Moored on the Whangarei river

We had arrived in NZ with a notion of selling Moet and basing ourselves on land for a time. We even listed her for sale online, but started putting off the callers who wanted to have a look around! First we had some serious projects to do - like replacing the engine for one. Replacing the rig for another, remaking the forehatch and backhatch, making some new floorboards and the list goes on... By the time these jobs were done, NZ was getting cold, and us just wanting to be sailing in the tropics again, so the plan of selling was postponed.

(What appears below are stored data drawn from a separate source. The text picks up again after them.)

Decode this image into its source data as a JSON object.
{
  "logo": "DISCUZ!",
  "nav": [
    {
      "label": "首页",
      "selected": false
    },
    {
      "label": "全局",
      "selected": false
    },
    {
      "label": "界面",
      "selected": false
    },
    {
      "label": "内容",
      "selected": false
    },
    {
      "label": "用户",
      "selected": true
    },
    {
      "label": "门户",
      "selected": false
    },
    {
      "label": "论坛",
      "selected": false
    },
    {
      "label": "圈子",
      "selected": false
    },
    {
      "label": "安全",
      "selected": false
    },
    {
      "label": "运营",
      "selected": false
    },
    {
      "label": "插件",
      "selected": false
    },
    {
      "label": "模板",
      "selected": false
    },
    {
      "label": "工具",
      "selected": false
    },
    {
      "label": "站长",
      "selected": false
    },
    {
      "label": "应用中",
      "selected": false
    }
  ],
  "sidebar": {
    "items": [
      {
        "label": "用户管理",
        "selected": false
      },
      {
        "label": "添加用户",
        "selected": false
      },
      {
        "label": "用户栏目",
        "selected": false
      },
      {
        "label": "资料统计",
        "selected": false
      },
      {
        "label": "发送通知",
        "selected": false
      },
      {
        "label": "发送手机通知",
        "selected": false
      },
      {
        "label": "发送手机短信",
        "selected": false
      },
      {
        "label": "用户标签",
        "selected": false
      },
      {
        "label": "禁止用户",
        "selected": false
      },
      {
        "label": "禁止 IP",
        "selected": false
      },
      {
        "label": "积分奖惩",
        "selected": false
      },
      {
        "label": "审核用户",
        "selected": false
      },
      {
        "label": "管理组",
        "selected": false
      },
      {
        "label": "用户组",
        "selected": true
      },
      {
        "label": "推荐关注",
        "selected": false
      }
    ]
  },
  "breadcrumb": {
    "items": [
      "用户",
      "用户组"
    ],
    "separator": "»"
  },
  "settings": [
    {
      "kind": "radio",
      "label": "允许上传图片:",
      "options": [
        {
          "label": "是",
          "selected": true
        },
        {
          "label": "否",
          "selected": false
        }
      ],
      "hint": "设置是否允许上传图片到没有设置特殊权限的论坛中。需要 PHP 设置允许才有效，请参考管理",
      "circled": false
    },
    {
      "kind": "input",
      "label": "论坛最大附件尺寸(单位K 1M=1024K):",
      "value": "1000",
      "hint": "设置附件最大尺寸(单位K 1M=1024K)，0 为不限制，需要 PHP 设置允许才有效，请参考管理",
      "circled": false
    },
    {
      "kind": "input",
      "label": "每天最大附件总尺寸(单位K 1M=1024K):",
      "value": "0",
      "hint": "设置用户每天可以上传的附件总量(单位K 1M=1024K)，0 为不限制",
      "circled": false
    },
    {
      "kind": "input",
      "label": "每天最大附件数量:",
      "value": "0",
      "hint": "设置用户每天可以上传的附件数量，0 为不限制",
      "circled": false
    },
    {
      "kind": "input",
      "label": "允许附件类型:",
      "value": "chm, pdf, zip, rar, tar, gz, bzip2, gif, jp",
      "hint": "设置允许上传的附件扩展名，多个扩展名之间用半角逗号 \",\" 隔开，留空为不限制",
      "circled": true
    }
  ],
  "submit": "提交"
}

We set ourselves up in a boatshed on the Whangarei river. Like a big garage with a jetty and one side open so we could park the boat right up to the shed. It was a great set up. With some old crates and scaffolding planks we made a bed, a table, and some shelves, and we had a little living area. As it got into winter friends brought round carpet and electric blankets, for we were basically sleeping outdoors with just a tin roof over our heads. Some days we even woke up to ice on the jetty, and that was hard to get out of bed in the morning!

Jayden wasn't quite born in the boatshed, but came to live in it on his 2nd day in the world, and it was his first home. The shed also had a hot shower, a toilet and a workshop for Frans and his projects. We moved our cooker from Moet into the shed and we had everything we needed. Other boatie friends would come round and be very envious of our situation - 'Look at all this space!' the girls would say, 'And your own workshop!' said the guys. And then our friends from houses would come over and say, 'But how can you live in a small shed with 2 children?' It's all a matter of what you are used to.

Right next to the shed was a small park with trees to climb and some swings so Dylan was happy to have such a 'garden' to play in. There were benches and tables and sometimes we took picnics outside to the park to sit by the river. Frans was busy in his overalls working on the boat every day, and I was busy with children; taking Dylan to kindy or to visit friends, to the library or the swimming pool, or walks in the forest, or watching the planes at the nearby airport. It was great to have some off boat time with girls my own age and their children.

But then our visas were due to expire, and the boat was nearly ready, and, like a migrating bird, Moet spread her wings for the tropics once more.